Phylogenetic tree of the complete VP1 gene of Argentinean Coxsackievirus A6 strains from atypical hand, foot and mouth disease, 2015. For lineage classification, other selected strains from GenBank were included (accession numbers are given in the phylogenetic tree). The maximun likehood method was used to construct the tree using MEGA version 6.0 (https://www.megasoftware.net). The phylogenetic tree was determined for 1000 replicates with random seeds. Only strong bootstrap values (>70%) were shown; (black dot) indicates Argentinean strains (GenBank accession No. KX575862-65).

(0,39MB).

HFMD outbreaks caused by CV-A6 have been reported in Singapore (2009), Taiwan (2009–2010), Japan (2011), Thailand (2012) and China (2013).
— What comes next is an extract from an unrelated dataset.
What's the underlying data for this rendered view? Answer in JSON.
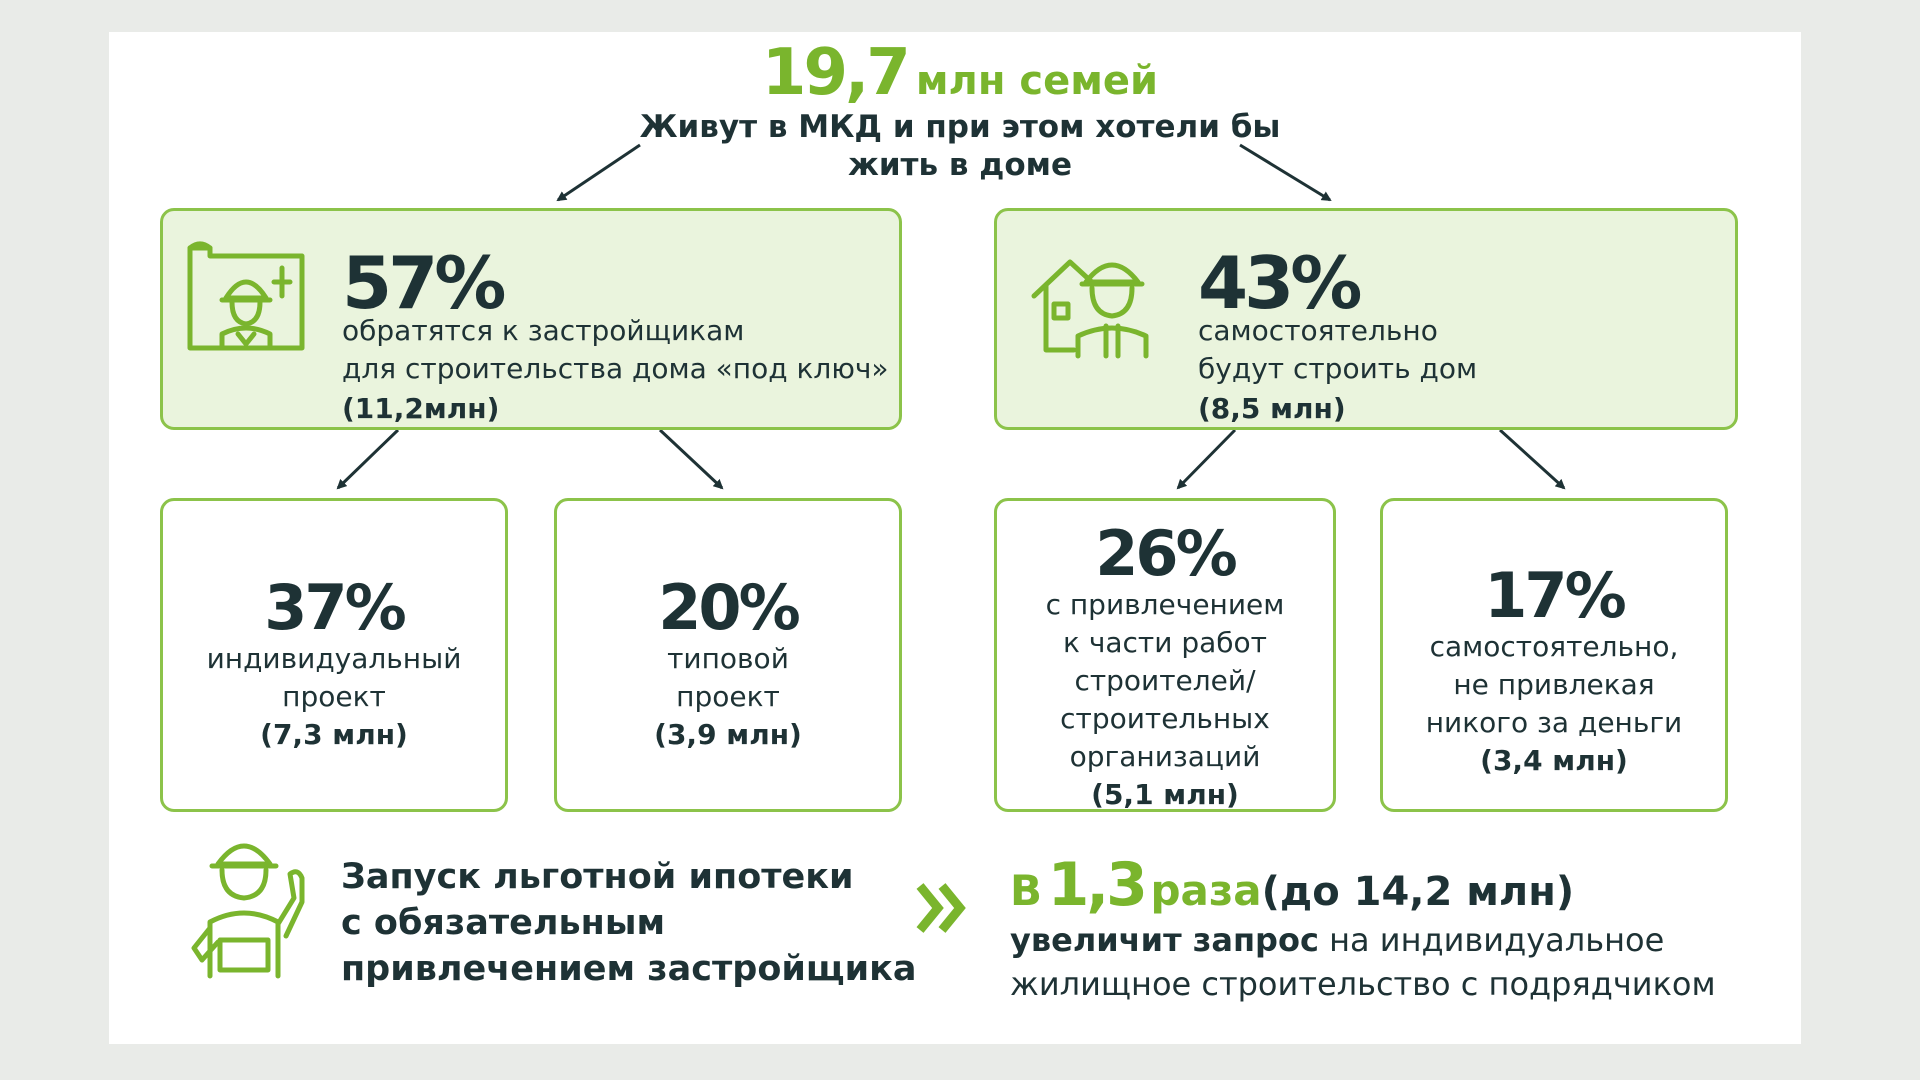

In North America, CV-A6-associated HFMD outbreaks were reported in the USA and Cuba from 2011 to 20132. In Europe, CV-A6 was responsible for HFMD outbreaks in Finland, France and Spain from 2009 to 20113,13 and more recently in Edinburgh, United Kingdom, in 2011–201318. Argentinean CV-A6 strains show 95.5% similarity to strains detected in Scotland, suggesting a European source.
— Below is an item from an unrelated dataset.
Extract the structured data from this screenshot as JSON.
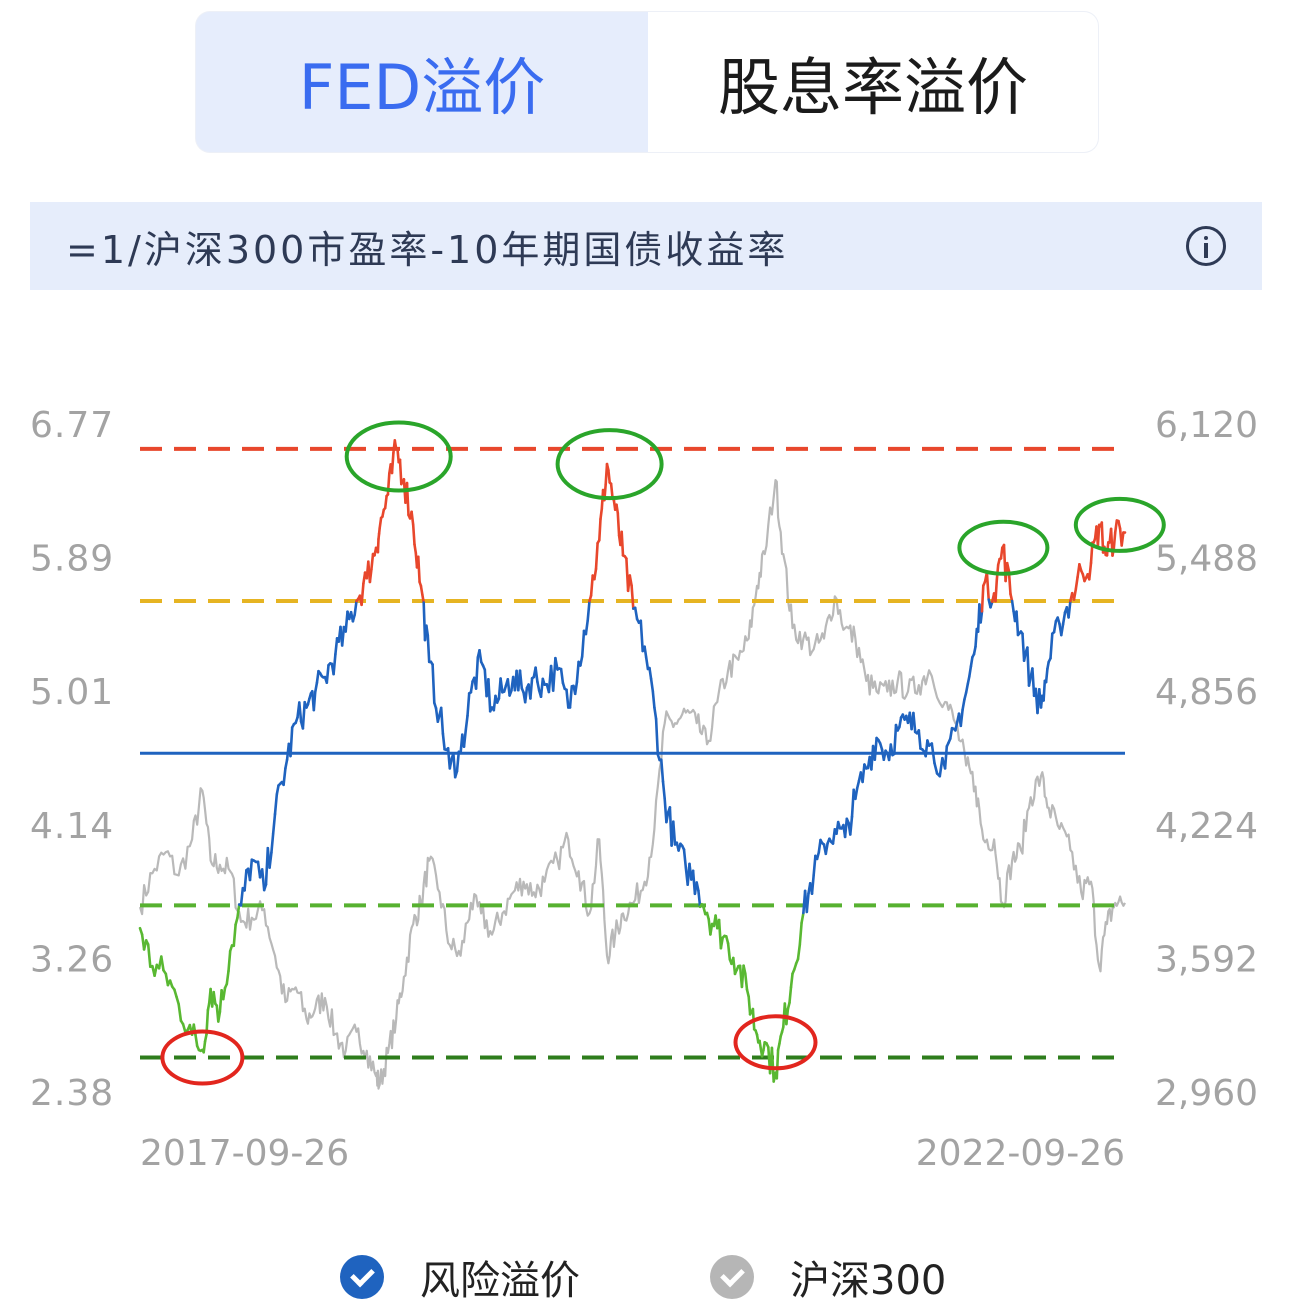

Classical HFMD has the highest incidence in infants and children. However, during the outbreak of atypical HFMD in Finland in 2008, a high incidence in adults was notified16. In Europe and North America, no significant differences in age were found among the CV-A6 cases. In our patients, the age range in Chacay Oeste and General San Martín was 2–28 years (average=10.1) and 1–58 years (average=12.2) respectively. We observed a wide age distribution although it would be necessary to study a larger population to estimate the real impact of this virus infection.
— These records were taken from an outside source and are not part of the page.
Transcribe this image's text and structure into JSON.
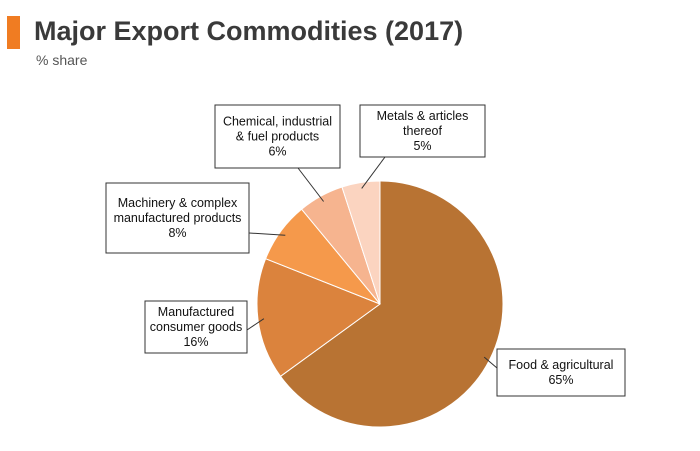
{
  "header": {
    "title": "Major Export Commodities (2017)",
    "subtitle": "% share",
    "accent_color": "#f07c22"
  },
  "chart_data": {
    "type": "pie",
    "title": "Major Export Commodities (2017)",
    "subtitle": "% share",
    "slices": [
      {
        "label": "Food & agricultural",
        "value": 65,
        "value_label": "65%",
        "color": "#b87333"
      },
      {
        "label": "Manufactured consumer goods",
        "value": 16,
        "value_label": "16%",
        "color": "#db833d"
      },
      {
        "label": "Machinery & complex manufactured products",
        "value": 8,
        "value_label": "8%",
        "color": "#f5994b"
      },
      {
        "label": "Chemical, industrial & fuel products",
        "value": 6,
        "value_label": "6%",
        "color": "#f6b48f"
      },
      {
        "label": "Metals & articles thereof",
        "value": 5,
        "value_label": "5%",
        "color": "#fbd4c0"
      }
    ],
    "legend": "none (callout labels)"
  },
  "callouts": [
    {
      "lines": [
        "Food & agricultural",
        "65%"
      ]
    },
    {
      "lines": [
        "Manufactured",
        "consumer goods",
        "16%"
      ]
    },
    {
      "lines": [
        "Machinery & complex",
        "manufactured products",
        "8%"
      ]
    },
    {
      "lines": [
        "Chemical, industrial",
        "& fuel products",
        "6%"
      ]
    },
    {
      "lines": [
        "Metals & articles",
        "thereof",
        "5%"
      ]
    }
  ]
}
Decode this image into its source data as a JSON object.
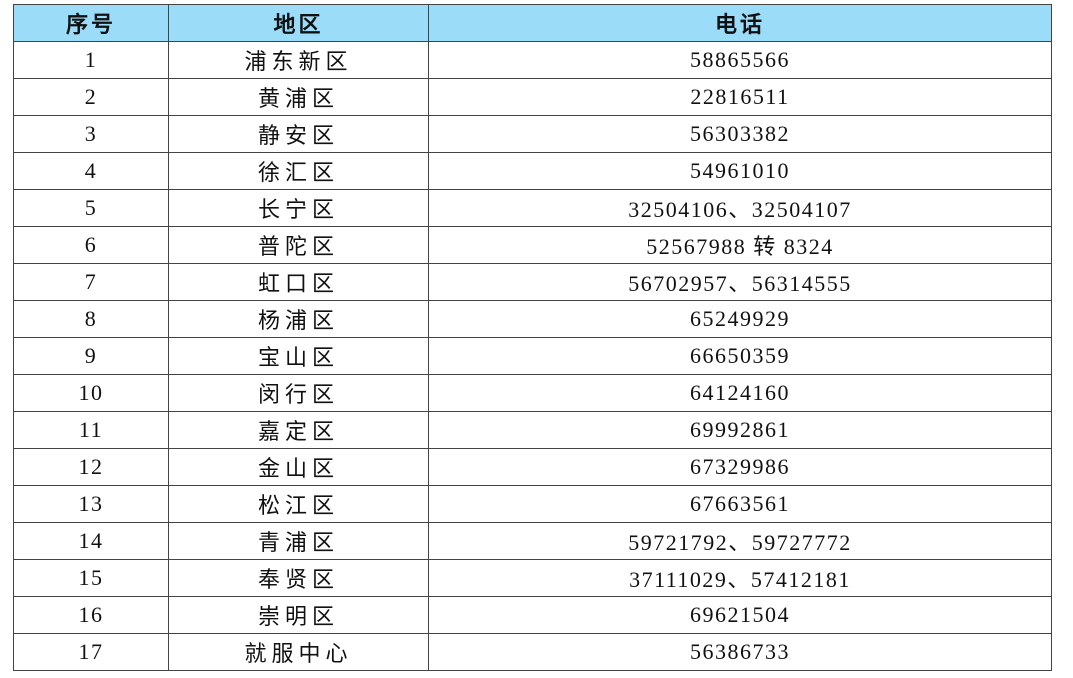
{
  "header": {
    "index": "序号",
    "region": "地区",
    "phone": "电话"
  },
  "header_color": "#9bdcf8",
  "rows": [
    {
      "index": "1",
      "region": "浦东新区",
      "phone": "58865566"
    },
    {
      "index": "2",
      "region": "黄浦区",
      "phone": "22816511"
    },
    {
      "index": "3",
      "region": "静安区",
      "phone": "56303382"
    },
    {
      "index": "4",
      "region": "徐汇区",
      "phone": "54961010"
    },
    {
      "index": "5",
      "region": "长宁区",
      "phone": "32504106、32504107"
    },
    {
      "index": "6",
      "region": "普陀区",
      "phone": "52567988 转 8324"
    },
    {
      "index": "7",
      "region": "虹口区",
      "phone": "56702957、56314555"
    },
    {
      "index": "8",
      "region": "杨浦区",
      "phone": "65249929"
    },
    {
      "index": "9",
      "region": "宝山区",
      "phone": "66650359"
    },
    {
      "index": "10",
      "region": "闵行区",
      "phone": "64124160"
    },
    {
      "index": "11",
      "region": "嘉定区",
      "phone": "69992861"
    },
    {
      "index": "12",
      "region": "金山区",
      "phone": "67329986"
    },
    {
      "index": "13",
      "region": "松江区",
      "phone": "67663561"
    },
    {
      "index": "14",
      "region": "青浦区",
      "phone": "59721792、59727772"
    },
    {
      "index": "15",
      "region": "奉贤区",
      "phone": "37111029、57412181"
    },
    {
      "index": "16",
      "region": "崇明区",
      "phone": "69621504"
    },
    {
      "index": "17",
      "region": "就服中心",
      "phone": "56386733"
    }
  ]
}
In this study, it was not possible to investigate material obtained from vesicular lesions and only stool samples were available. No virus was isolated in any of the samples tested possibly because Coxsackie A viruses are difficult to recover in cell culture systems11. In Argentina, there is no active public health surveillance for HFMD and it is not a notifiable disease. Studies conducted in patients with meningitis, sepsis and in environmental samples in our country highlight the predominant role of Enterovirus B species (EV-B), mainly represented by Echovirus 30 (E-30), E-9, E-14, E-6, E-16, CV-A9 and CV-B1-38,9,14. Epidemiological information generated in our laboratory confirms that the circulation of EV-A is poorly detected (Table 1). Consequently, CV-A6 infections are probably underdiagnosed as a result of the lack of active public health surveillance for HFMD. Finally, the understanding of the variability of this atypical form of HFMD should help to avoid confusion with other skin conditions such as eczema herpeticum or chickenpox5,12. In patients with non-specific clinical manifestations, it is important to rule out the presence of enteroviruses, which would avoid unnecessary treatment with acyclovir and possible hospitalization.

Table 1.

Detection and typing of human enterovirus serotypes from Argentina

  Acute Flaccid Paralysis Program6  Aseptic Meningitis Cases1  Environmental surveillance7 
Period  2000–2015  1998–2014  2005–2015 
Samples types  Stool  CSF  Water samples from Matanza-Riachuelo river 
No. of samples  2480  4964  112 
No. HEV-positive  188a  1884b  102b 
No. HEV-typed  152  326  60 
No. HEV-A Species  23/152  2/326  2/60 
HEV serotypescE-11  E-30  E-19 
E-13  E-4  CV-B3 
CV-B5  E-6  E-11 
CV-B4, E-14, E-18  CV-B1  PV-2, PV-3 
CV-A16  CV-B5  CV-B5 

E: Echovirus, CV: Coxsackievirus, PV: Poliovirus.

a

Cell culture.

b

Nested RT-PCR.

c

The five most frequently identified serotypes.

To our knowledge, this is the first report of CV-A6 infections associated with atypical HFMD in Argentina and South America. This information could be useful to establish an adequate surveillance system for enteroviral disease to implement more appropriate public health interventions.

Funding

This work was supported by INEI-ANLIS “Dr. Carlos G. Malbrán”, Buenos Aires, Argentina.

Conflicts of interest

The authors declare that they have no conflicts of interest.

Acknowledgments

We thank to Gabriela Elbert, DiNaCEI, Ministerio de Salud de la Nación for collecting cases from San Luis province.